The immune cell infiltration has been verified to play critical roles in the development and progression of various cancers.36 In our study, the relationship between the expression of STC1 and immune features in BLCA was comprehensively analyzed by the public datasets and our TMA samples. It showed that the expression of STC1 was positively correlated with various immune infiltrating cells. Generally speaking, a dense TIL is a common characteristic of tumors that have a favorable prognosis. However, a significant correlation between dense TIL and poor prognosis has also been reported in several solid tumors, including BLCA.37–41 Krpina et al37 found that the number of CD3+ and CD8+ lymphocytes observed in the non-recurrent group of BLCA patients was lower than that in recurrent patients. Patschan et al38 assessed CD3+ T cells infiltration in a cohort of primary T1 BLCA using TMA and the result showed that high levels of CD3+ T cells were significantly associated with poor prognosis and progressive disease. Rouanne et al39 also reported that the density of stromal TILs was not associated with a better clinical outcome in BLCA. This dual role of TIL in promoting or suppressing tumor growth is still one of the most challenging questions in immunology.42 Based on our study, a scenario that high STC1 expression is positively related to dense TIL, which causes poor clinical outcomes in BLCA can be envisioned. With the development of BLCA, tumor-specific adaptive immune response is enhanced via propagating the expansion of immune cells. Simultaneously, more tumor STC1 interacts with calreticulin, thereby abrogating membrane calreticulin-directed phagocytosis by antigen-presenting cells. Although the immune response is still being strengthened, as the “eat-me” signal is blocked, tumor cells still acquire the ability to escape STC1-related immune recognition.

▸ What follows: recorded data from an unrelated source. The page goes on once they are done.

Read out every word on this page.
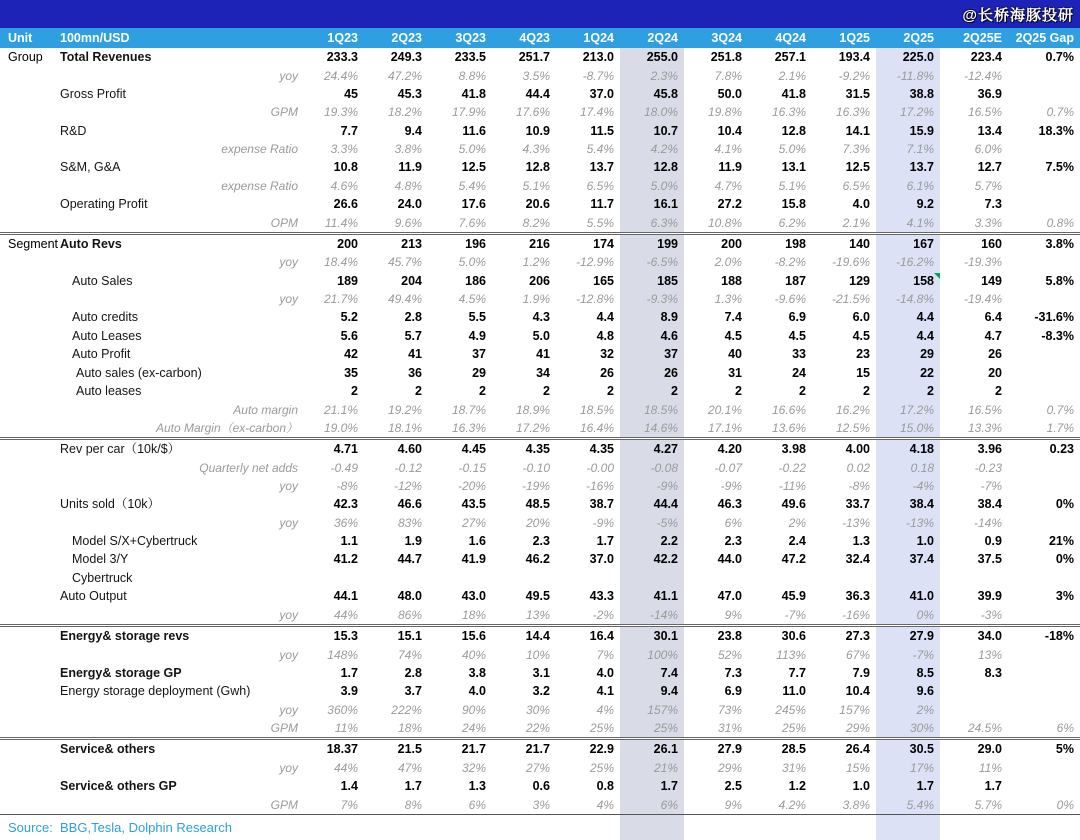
@长桥海豚投研
Unit	100mn/USD	1Q23	2Q23	3Q23	4Q23	1Q24	2Q24	3Q24	4Q24	1Q25	2Q25	2Q25E	2Q25 Gap
Group	Total Revenues	233.3	249.3	233.5	251.7	213.0	255.0	251.8	257.1	193.4	225.0	223.4	0.7%
	yoy	24.4%	47.2%	8.8%	3.5%	-8.7%	2.3%	7.8%	2.1%	-9.2%	-11.8%	-12.4%	
	Gross Profit	45	45.3	41.8	44.4	37.0	45.8	50.0	41.8	31.5	38.8	36.9	
	GPM	19.3%	18.2%	17.9%	17.6%	17.4%	18.0%	19.8%	16.3%	16.3%	17.2%	16.5%	0.7%
	R&D	7.7	9.4	11.6	10.9	11.5	10.7	10.4	12.8	14.1	15.9	13.4	18.3%
	expense Ratio	3.3%	3.8%	5.0%	4.3%	5.4%	4.2%	4.1%	5.0%	7.3%	7.1%	6.0%	
	S&M, G&A	10.8	11.9	12.5	12.8	13.7	12.8	11.9	13.1	12.5	13.7	12.7	7.5%
	expense Ratio	4.6%	4.8%	5.4%	5.1%	6.5%	5.0%	4.7%	5.1%	6.5%	6.1%	5.7%	
	Operating Profit	26.6	24.0	17.6	20.6	11.7	16.1	27.2	15.8	4.0	9.2	7.3	
	OPM	11.4%	9.6%	7.6%	8.2%	5.5%	6.3%	10.8%	6.2%	2.1%	4.1%	3.3%	0.8%
Segment	Auto Revs	200	213	196	216	174	199	200	198	140	167	160	3.8%
	yoy	18.4%	45.7%	5.0%	1.2%	-12.9%	-6.5%	2.0%	-8.2%	-19.6%	-16.2%	-19.3%	
	Auto Sales	189	204	186	206	165	185	188	187	129	158	149	5.8%
	yoy	21.7%	49.4%	4.5%	1.9%	-12.8%	-9.3%	1.3%	-9.6%	-21.5%	-14.8%	-19.4%	
	Auto credits	5.2	2.8	5.5	4.3	4.4	8.9	7.4	6.9	6.0	4.4	6.4	-31.6%
	Auto Leases	5.6	5.7	4.9	5.0	4.8	4.6	4.5	4.5	4.5	4.4	4.7	-8.3%
	Auto Profit	42	41	37	41	32	37	40	33	23	29	26	
	Auto sales (ex-carbon)	35	36	29	34	26	26	31	24	15	22	20	
	Auto leases	2	2	2	2	2	2	2	2	2	2	2	
	Auto margin	21.1%	19.2%	18.7%	18.9%	18.5%	18.5%	20.1%	16.6%	16.2%	17.2%	16.5%	0.7%
	Auto Margin（ex-carbon）	19.0%	18.1%	16.3%	17.2%	16.4%	14.6%	17.1%	13.6%	12.5%	15.0%	13.3%	1.7%
	Rev per car（10k/$）	4.71	4.60	4.45	4.35	4.35	4.27	4.20	3.98	4.00	4.18	3.96	0.23
	Quarterly net adds	-0.49	-0.12	-0.15	-0.10	-0.00	-0.08	-0.07	-0.22	0.02	0.18	-0.23	
	yoy	-8%	-12%	-20%	-19%	-16%	-9%	-9%	-11%	-8%	-4%	-7%	
	Units sold（10k）	42.3	46.6	43.5	48.5	38.7	44.4	46.3	49.6	33.7	38.4	38.4	0%
	yoy	36%	83%	27%	20%	-9%	-5%	6%	2%	-13%	-13%	-14%	
	Model S/X+Cybertruck	1.1	1.9	1.6	2.3	1.7	2.2	2.3	2.4	1.3	1.0	0.9	21%
	Model 3/Y	41.2	44.7	41.9	46.2	37.0	42.2	44.0	47.2	32.4	37.4	37.5	0%
	Cybertruck												
	Auto Output	44.1	48.0	43.0	49.5	43.3	41.1	47.0	45.9	36.3	41.0	39.9	3%
	yoy	44%	86%	18%	13%	-2%	-14%	9%	-7%	-16%	0%	-3%	
	Energy& storage revs	15.3	15.1	15.6	14.4	16.4	30.1	23.8	30.6	27.3	27.9	34.0	-18%
	yoy	148%	74%	40%	10%	7%	100%	52%	113%	67%	-7%	13%	
	Energy& storage GP	1.7	2.8	3.8	3.1	4.0	7.4	7.3	7.7	7.9	8.5	8.3	
	Energy storage deployment (Gwh)	3.9	3.7	4.0	3.2	4.1	9.4	6.9	11.0	10.4	9.6		
	yoy	360%	222%	90%	30%	4%	157%	73%	245%	157%	2%		
	GPM	11%	18%	24%	22%	25%	25%	31%	25%	29%	30%	24.5%	6%
	Service& others	18.37	21.5	21.7	21.7	22.9	26.1	27.9	28.5	26.4	30.5	29.0	5%
	yoy	44%	47%	32%	27%	25%	21%	29%	31%	15%	17%	11%	
	Service& others GP	1.4	1.7	1.3	0.6	0.8	1.7	2.5	1.2	1.0	1.7	1.7	
	GPM	7%	8%	6%	3%	4%	6%	9%	4.2%	3.8%	5.4%	5.7%	0%
Source:	BBG,Tesla, Dolphin Research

The study has several limitations. Firstly, since cancer tissues could show high heterogeneity, TMA sections, as a part of the whole tumor tissue, may not be representative of the entire tumor insofar as STC1 expression. Secondly, participants involved in this study had no history of immunotherapy, which means the prognostic value of STC1 in BLCA after immunotherapy is not studied. Lastly, a relatively small number of BLCA samples were included in our study. Future studies with a larger patient sample size are warranted.

Conclusion

To our knowledge, this is the first comprehensive study that investigates the associations between STC1 expression and clinicopathological characteristic of BLCA. More importantly, via bioinformatics, we found that STC1 was potentially positively correlated with a variety of immune-related genes and well-known immune checkpoints in BLCA. Subsequently, the results of TMA identified the relationship between STC1 and PDL1 as well as CD3+ T cells. Further studies are warranted to uncover the potential mechanisms that mediate STC1 expression and tumor immunity in BLCA.